While Lithuania imported 3.3 billion cubic meters of natural gas from Russia last year, officials in Vilnius insist they could be sitting on more than 10 times that amount of extractable shale gas reserves.
Lithuanian lawmakers are considering new laws which would strengthen environmental regulations after protests erupted over hydraulic fracturing, or ‘fracking,’ a controversial technology used to extract gas from shale. Critics deem it a threat to both the environment and to human health.

Global energy giants ExxonMobil and Marathon Oil dropped shale gas exploration in neighboring Poland after finding that its deposits were too deep to extract using conventional fracking.
Lithuania is also trying to break Gazprom’s politically-charged monopoly - a legacy of Soviet-rule - by constructing a liquefied natural gas (LNG) terminal which is expected to start operations by the end of 2014, and is considering a gas pipeline to neighboring Poland.
Oettinger also said he expected Lithuania to take a final decision on a new nuclear power plant by the end of the year, following talks with Baltic neighbors Latvia and Estonia. In October, Lithuanian voters rejected the nuclear plan in a non-binding referendum. Last month the government said they would resume talks, but would seek better terms.

Hydrocarbon alternatives
The company Balin Energy, a joint venture of Poland’s refinery PKN Orlen and Kuwait Energy Co., has begun drilling in Latvian territorial waters in the Baltic Sea searching for possible oil deposits, the company’s spokesman Janis Austrins said.

Last Friday, the platform ship Ocean Nomad arrived at the drilling site approximately 104 kilometers off Latvia’s western coastline.
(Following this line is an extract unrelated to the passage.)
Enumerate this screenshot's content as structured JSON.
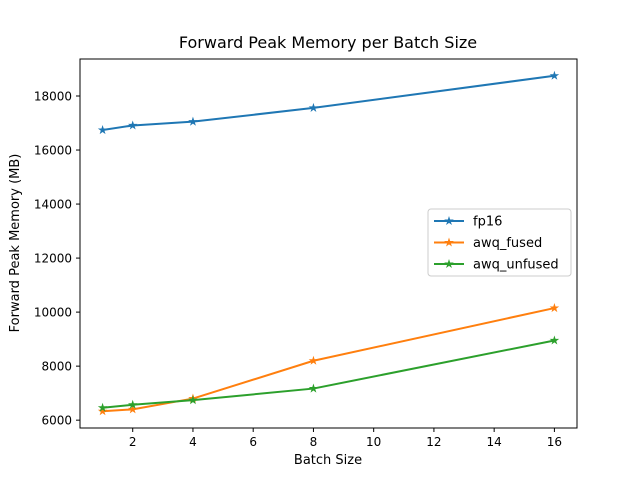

The drill was to be set up over the weekend, where it will begin searching for possible oil deposits. The drilling will take place for about 30 days where the depth of the Baltic Sea reaches 132 meters.
The drilling will allow the company to get better acquainted with this territory and find out whether there are enough hydrocarbons for commercial drilling.

Balin Energy was issued a drilling license to search Latvian waters for oil deposits back in 2009.